'20% of global chip production should be in Europe by 2030'
In a ‘State of the World' special address by President of the European Commission, Ursula von der Leyen, at the World Economic Forum on January 20, the president brought up the fact that the European need for chips will double in the next decade – and that we don’t have the means to supply this.
Demand for semiconductors is skyrocketing, von der Leyen said as she pointed out that the world is growing more and more dependent on semiconductors and that chips has found its way into products where they didn’t necessarily exist before.
“There is no digital without chips. And the European need for chips will double in the next decade. This is why we need to radically raise Europe's game on the development, production and use of this key technology,” von der Leyen said.
Europe is however strong in specific areas; which the president also mentions. As a region, Europe is touted as a semiconductor research stronghold – think power electronics, or chips for the automotive and manufacturing industries. The region does indeed have a strong footing here. And likewise Europe is well positioned in terms of the materials and equipment that are needed to run large chip manufacturing plants.
“But Europe's global semiconductors market share is only 10% and today most of our supplies come from a handful of producers outside Europe. This is a dependency and uncertainty we simply cannot afford. By 2030, 20% of the world's microchips production should be in Europe. Keep in mind that the world's production itself will double. This means quadrupling today's European production. We have no time to loose,” the president said as she confirmed her intent to propose the European Chips Act in early February.
The European Chips Act is aimed at helping the region make progress across five different areas. It is said to firstly strengthen Europe’s research and innovation capacity; it sill also work towards ensuring European leadership in design and manufacturing. Thirdly, it will further adapt EU’s state aid rules under a set of strict conditions; something that will allow public support for European ‘first of a kind' production facilities that benefit all of Europe, von der Leyen explains.
Fourthly, the Act also aims to improve Europe's “toolbox” to anticipate and respond to shortages and crises in order to secure supply. And fifth, the Act will support smaller, innovative companies, in accessing advanced skills, industrial partners and equity finance.

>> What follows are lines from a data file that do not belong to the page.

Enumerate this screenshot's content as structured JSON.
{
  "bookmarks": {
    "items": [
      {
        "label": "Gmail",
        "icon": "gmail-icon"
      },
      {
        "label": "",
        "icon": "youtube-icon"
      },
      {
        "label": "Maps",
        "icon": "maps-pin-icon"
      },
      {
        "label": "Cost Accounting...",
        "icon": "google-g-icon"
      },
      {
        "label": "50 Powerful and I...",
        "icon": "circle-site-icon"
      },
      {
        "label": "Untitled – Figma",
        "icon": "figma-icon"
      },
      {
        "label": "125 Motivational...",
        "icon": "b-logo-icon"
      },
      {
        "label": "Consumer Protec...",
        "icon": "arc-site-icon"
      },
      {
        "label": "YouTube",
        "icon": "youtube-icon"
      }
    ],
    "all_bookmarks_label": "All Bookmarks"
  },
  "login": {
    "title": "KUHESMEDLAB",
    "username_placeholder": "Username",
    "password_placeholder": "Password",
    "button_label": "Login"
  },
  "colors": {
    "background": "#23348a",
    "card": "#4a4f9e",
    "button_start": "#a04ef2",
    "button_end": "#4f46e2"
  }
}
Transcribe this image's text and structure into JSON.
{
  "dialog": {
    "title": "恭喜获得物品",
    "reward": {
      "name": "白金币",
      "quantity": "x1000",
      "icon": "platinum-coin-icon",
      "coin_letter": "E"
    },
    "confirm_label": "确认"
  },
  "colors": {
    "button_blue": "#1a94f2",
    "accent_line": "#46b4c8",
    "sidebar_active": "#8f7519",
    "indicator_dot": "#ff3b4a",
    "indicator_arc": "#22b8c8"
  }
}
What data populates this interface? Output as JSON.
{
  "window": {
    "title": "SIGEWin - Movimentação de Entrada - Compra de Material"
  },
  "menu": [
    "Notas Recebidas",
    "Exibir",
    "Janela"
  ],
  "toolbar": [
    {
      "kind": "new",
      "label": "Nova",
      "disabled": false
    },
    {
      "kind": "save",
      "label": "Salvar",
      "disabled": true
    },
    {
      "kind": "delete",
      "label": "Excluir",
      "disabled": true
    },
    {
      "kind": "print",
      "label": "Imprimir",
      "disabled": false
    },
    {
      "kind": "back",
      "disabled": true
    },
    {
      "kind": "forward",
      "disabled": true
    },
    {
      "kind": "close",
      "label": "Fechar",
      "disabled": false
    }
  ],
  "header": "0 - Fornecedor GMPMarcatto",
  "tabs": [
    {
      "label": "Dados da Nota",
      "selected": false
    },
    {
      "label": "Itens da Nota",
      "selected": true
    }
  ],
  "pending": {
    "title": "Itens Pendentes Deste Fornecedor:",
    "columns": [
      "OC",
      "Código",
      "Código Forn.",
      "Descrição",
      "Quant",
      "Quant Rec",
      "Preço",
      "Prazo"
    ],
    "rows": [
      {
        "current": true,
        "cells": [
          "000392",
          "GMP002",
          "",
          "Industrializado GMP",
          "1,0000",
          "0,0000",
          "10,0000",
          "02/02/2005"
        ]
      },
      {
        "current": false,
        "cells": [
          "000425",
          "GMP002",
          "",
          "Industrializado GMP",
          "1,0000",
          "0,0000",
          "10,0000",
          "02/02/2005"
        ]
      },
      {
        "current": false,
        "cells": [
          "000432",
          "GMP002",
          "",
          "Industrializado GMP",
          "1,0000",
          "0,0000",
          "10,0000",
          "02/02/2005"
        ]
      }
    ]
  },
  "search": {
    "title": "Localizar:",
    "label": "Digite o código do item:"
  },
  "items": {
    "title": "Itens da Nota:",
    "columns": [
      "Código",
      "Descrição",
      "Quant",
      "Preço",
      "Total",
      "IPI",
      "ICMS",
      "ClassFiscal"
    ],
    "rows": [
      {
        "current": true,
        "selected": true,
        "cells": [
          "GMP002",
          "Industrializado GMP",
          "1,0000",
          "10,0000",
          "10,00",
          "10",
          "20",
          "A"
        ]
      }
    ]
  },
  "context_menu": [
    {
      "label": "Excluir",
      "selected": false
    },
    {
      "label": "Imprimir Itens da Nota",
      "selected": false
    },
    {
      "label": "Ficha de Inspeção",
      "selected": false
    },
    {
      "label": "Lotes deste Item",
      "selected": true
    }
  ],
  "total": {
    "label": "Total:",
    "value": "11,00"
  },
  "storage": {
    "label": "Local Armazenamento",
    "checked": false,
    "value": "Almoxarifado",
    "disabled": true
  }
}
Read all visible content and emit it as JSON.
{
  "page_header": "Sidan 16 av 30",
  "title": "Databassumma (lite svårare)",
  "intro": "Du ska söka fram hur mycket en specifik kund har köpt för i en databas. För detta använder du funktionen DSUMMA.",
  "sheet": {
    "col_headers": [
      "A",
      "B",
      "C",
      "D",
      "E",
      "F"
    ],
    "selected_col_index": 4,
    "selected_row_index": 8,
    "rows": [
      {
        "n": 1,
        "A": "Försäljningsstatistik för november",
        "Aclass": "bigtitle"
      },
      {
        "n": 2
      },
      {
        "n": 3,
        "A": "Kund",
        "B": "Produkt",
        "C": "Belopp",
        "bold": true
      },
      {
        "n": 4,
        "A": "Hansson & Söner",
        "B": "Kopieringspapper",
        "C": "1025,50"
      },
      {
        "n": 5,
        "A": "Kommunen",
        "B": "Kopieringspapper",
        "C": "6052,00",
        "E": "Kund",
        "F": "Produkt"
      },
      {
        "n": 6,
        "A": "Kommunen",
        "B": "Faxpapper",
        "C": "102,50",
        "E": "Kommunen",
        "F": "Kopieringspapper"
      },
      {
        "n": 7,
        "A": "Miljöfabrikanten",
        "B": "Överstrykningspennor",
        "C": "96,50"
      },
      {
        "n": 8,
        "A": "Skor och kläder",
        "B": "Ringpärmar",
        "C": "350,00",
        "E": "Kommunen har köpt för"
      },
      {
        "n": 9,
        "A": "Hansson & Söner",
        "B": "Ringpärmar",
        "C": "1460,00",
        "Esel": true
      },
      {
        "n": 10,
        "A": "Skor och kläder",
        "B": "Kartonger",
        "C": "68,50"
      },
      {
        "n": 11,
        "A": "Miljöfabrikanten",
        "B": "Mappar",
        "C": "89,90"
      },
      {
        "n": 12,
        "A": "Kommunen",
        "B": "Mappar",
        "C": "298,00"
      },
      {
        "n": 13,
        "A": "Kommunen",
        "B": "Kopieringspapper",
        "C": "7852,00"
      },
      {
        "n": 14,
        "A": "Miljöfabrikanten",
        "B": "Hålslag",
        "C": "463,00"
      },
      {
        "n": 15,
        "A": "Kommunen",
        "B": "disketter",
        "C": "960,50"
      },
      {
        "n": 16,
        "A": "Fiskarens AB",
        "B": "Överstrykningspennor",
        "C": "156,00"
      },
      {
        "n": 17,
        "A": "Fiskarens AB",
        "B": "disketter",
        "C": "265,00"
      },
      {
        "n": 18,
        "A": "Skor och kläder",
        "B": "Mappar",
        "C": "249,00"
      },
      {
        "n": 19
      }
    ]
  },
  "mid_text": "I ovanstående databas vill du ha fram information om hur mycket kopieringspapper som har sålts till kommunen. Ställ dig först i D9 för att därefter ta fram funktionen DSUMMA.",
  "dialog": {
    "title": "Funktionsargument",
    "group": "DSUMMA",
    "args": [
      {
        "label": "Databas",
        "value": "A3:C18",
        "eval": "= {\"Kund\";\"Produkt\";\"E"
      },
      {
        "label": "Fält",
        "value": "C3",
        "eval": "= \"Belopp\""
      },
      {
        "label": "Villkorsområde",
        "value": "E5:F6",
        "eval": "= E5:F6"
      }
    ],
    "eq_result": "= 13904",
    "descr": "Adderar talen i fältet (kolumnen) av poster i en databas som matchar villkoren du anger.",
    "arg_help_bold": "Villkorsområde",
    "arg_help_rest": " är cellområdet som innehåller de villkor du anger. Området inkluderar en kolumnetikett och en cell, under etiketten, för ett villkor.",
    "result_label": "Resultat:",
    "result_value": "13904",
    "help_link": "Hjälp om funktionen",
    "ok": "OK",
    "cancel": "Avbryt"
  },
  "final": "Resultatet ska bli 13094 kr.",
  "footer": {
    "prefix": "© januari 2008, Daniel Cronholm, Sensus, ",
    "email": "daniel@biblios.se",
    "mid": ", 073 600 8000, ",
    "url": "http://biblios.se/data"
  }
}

von der Leyen also underlined that Europe always will work to keep global markets open and connected. But also saying that Europe do need to tackle the bottlenecks that slow down its own growth – in order to become a strong player, not just in some niches, but throughout the whole value chain.
“We will create more balanced interdependencies. And we will build supply chains we can trust by avoiding single points of failure,” the president concludes.